Human Element Security Flashcards
Social engineering and types of attacks (33 cards)
HUMINT
Information that can be gathered by talking to people.
OSINT
Information collected from publicly available sources such as job posting, and public records.
Some sources of OSINT are resume and job posting, social media, public records, Google hacking, metadata.
Metadata
Data about data that can be found in every file like the timestamps or locations, etc.
Geospatial Intelligence(GEOINT)
Geographical information typically from satellites.
Measurement & Signature Intelligence(MASINT)
Measurement and signature data from sensors, such as optical and weather readers.
Signal Intelligence(SIGINT)
Data gathered by intercepting signals between people and systems.
Technical Intelligence (TECHINT)
Intelligence about equipment, technology, and weapons often for the purpose of developing countermeasures.
Financial Intelligence (FININT)
Data about financial dealings and transactions of companies and individuals.

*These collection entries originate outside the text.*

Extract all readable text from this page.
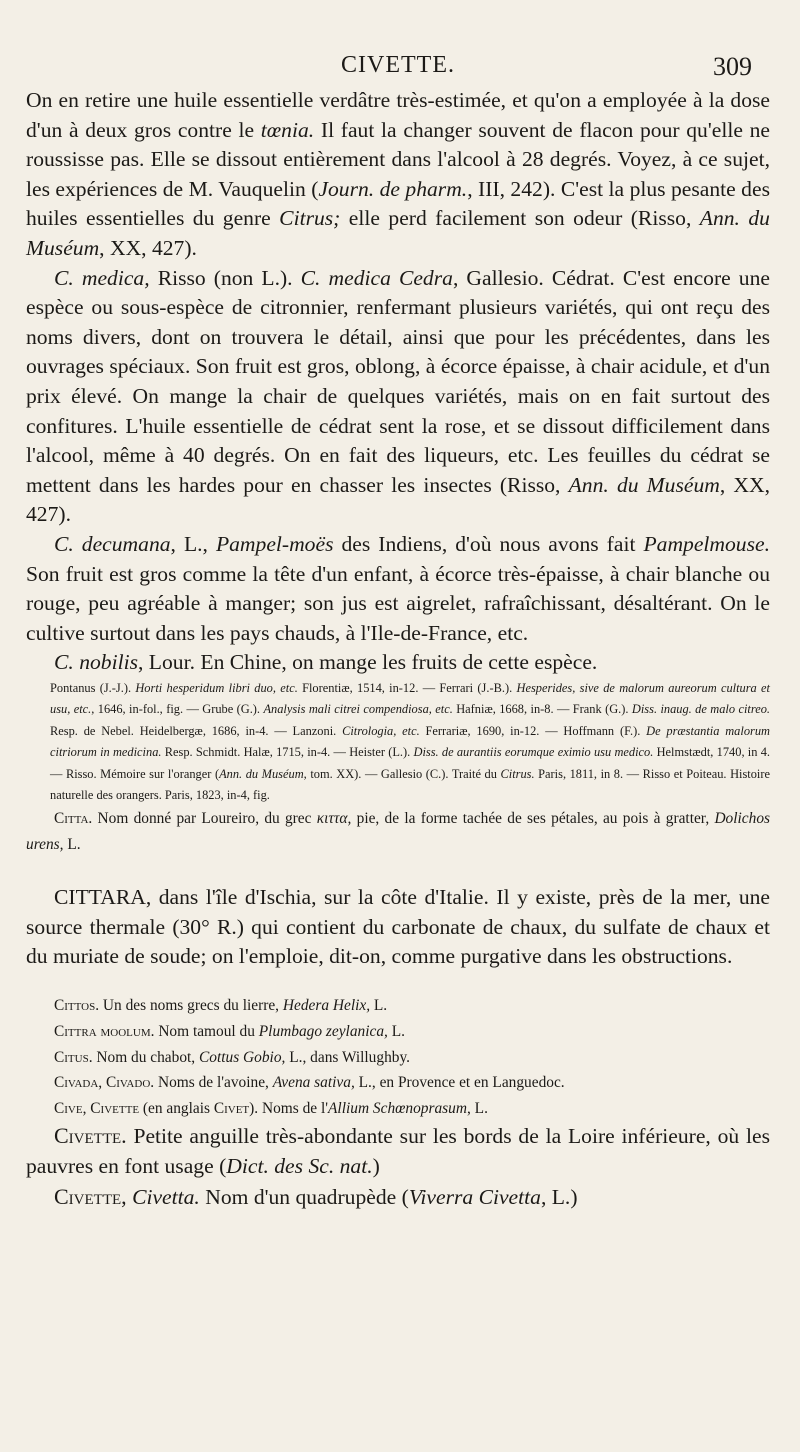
CIVETTE.	309

On en retire une huile essentielle verdâtre très-estimée, et qu'on a employée à la dose d'un à deux gros contre le tœnia. Il faut la changer souvent de flacon pour qu'elle ne roussisse pas. Elle se dissout entièrement dans l'alcool à 28 degrés. Voyez, à ce sujet, les expériences de M. Vauquelin (Journ. de pharm., III, 242). C'est la plus pesante des huiles essentielles du genre Citrus; elle perd facilement son odeur (Risso, Ann. du Muséum, XX, 427).

C. medica, Risso (non L.). C. medica Cedra, Gallesio. Cédrat. C'est encore une espèce ou sous-espèce de citronnier, renfermant plusieurs variétés, qui ont reçu des noms divers, dont on trouvera le détail, ainsi que pour les précédentes, dans les ouvrages spéciaux. Son fruit est gros, oblong, à écorce épaisse, à chair acidule, et d'un prix élevé. On mange la chair de quelques variétés, mais on en fait surtout des confitures. L'huile essentielle de cédrat sent la rose, et se dissout difficilement dans l'alcool, même à 40 degrés. On en fait des liqueurs, etc. Les feuilles du cédrat se mettent dans les hardes pour en chasser les insectes (Risso, Ann. du Muséum, XX, 427).

C. decumana, L., Pampel-moës des Indiens, d'où nous avons fait Pampelmouse. Son fruit est gros comme la tête d'un enfant, à écorce très-épaisse, à chair blanche ou rouge, peu agréable à manger; son jus est aigrelet, rafraîchissant, désaltérant. On le cultive surtout dans les pays chauds, à l'Ile-de-France, etc.

C. nobilis, Lour. En Chine, on mange les fruits de cette espèce.

Pontanus (J.-J.). Horti hesperidum libri duo, etc. Florentiæ, 1514, in-12. — Ferrari (J.-B.). Hesperides, sive de malorum aureorum cultura et usu, etc., 1646, in-fol., fig. — Grube (G.). Analysis mali citrei compendiosa, etc. Hafniæ, 1668, in-8. — Frank (G.). Diss. inaug. de malo citreo. Resp. de Nebel. Heidelbergæ, 1686, in-4. — Lanzoni. Citrologia, etc. Ferrariæ, 1690, in-12. — Hoffmann (F.). De præstantia malorum citriorum in medicina. Resp. Schmidt. Halæ, 1715, in-4. — Heister (L.). Diss. de aurantiis eorumque eximio usu medico. Helmstædt, 1740, in 4. — Risso. Mémoire sur l'oranger (Ann. du Muséum, tom. XX). — Gallesio (C.). Traité du Citrus. Paris, 1811, in 8. — Risso et Poiteau. Histoire naturelle des orangers. Paris, 1823, in-4, fig.

Citta. Nom donné par Loureiro, du grec κιττα, pie, de la forme tachée de ses pétales, au pois à gratter, Dolichos urens, L.

CITTARA, dans l'île d'Ischia, sur la côte d'Italie. Il y existe, près de la mer, une source thermale (30° R.) qui contient du carbonate de chaux, du sulfate de chaux et du muriate de soude; on l'emploie, dit-on, comme purgative dans les obstructions.

Cittos. Un des noms grecs du lierre, Hedera Helix, L.

Cittra moolum. Nom tamoul du Plumbago zeylanica, L.

Citus. Nom du chabot, Cottus Gobio, L., dans Willughby.

Civada, Civado. Noms de l'avoine, Avena sativa, L., en Provence et en Languedoc.

Cive, Civette (en anglais Civet). Noms de l'Allium Schœnoprasum, L.

Civette. Petite anguille très-abondante sur les bords de la Loire inférieure, où les pauvres en font usage (Dict. des Sc. nat.)

Civette, Civetta. Nom d'un quadrupède (Viverra Civetta, L.)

Cyber Intelligence/Digital Network Intelligence (CYBINT/DNINT)
Information gathered from computer systems and networks.
Social Engineering
Manipulate people to gain information or access to facilities by gaining their trust or pretending to be someone they are not.
Pretexting
attacker use information they collected to pretend and act as if they are a manager, customer, reporter, co-worker’s family member, or other trusted person. They create a believable scenario that convince their targets to give up sensitive information or perform actions that usually they don’t for strangers.
Phishing
a social engineering technique in which an attacker uses electronic communications such as email, texting, or phone calls to collect the target’s personal information or install malware on their system often by convincing the target to click a malicious link.
Spear Phishing
To achieve a higher rate of success, attackers may turn to spear phishing which is targeted attacks against specific companies, organizations, or people. In spear phishing the attacker should plan everything strategically and should observe the target so the message appears to come from someone the target would trust such as human resources staff, a manager, the corporate IT support team, a peer or a friend.
Tailgaiting/Piggybacking
is following someone through an access control point such as secure door, instead of using the credentials, badge, or key normally needed to enter.
Cunning and flattery
Impersonating
masquerading as someone else such as a repair technician
Dumpster Diving
Searching through trash to gain information from discarded documents.Literally trash to find documents and devices!
Spam emails
unsolicited emails, commonly advertising emails, but sometimes phishing and scamming attempts.
Email Spoofing
is the forgery of an email header so that the email seems to be sent from a legitimate source.
Email pharming
a user will open an email with malware, which then installs malicious code on the user’s PC. Another way is that the malicious code changes the local hosts file on a personal computer and the code redirects any URL clicks to a fraudulent website without knowledge or consent. The website might look like a familiar website like your bank website and when you enter your username and password, they steal the information. It is pharming data.
Protocol spoofing
misuse of a network protocol to initiate an attack on a host or network device
ARP spoofing
Address Resolution Protocol(ARP) helps computers on a network figure out the MAC address of another computer based on its IP address. ARP poisoning modifies the network’s ARP cache to take over a victim’s MAC address. This allows attacker to receive any data intended for the victim.
DNS Spoofing
Domain Name Service(DNS) translates domain names into IP addresses. In DNS spoofing, the attacker alters the DNS records to redirect traffic to a fraudulent website, where further attacks can occur.
IP Address Spoofing
is an attack where a malicious user forges a packet’s source IP address and by doing so it impersonates the sending computer.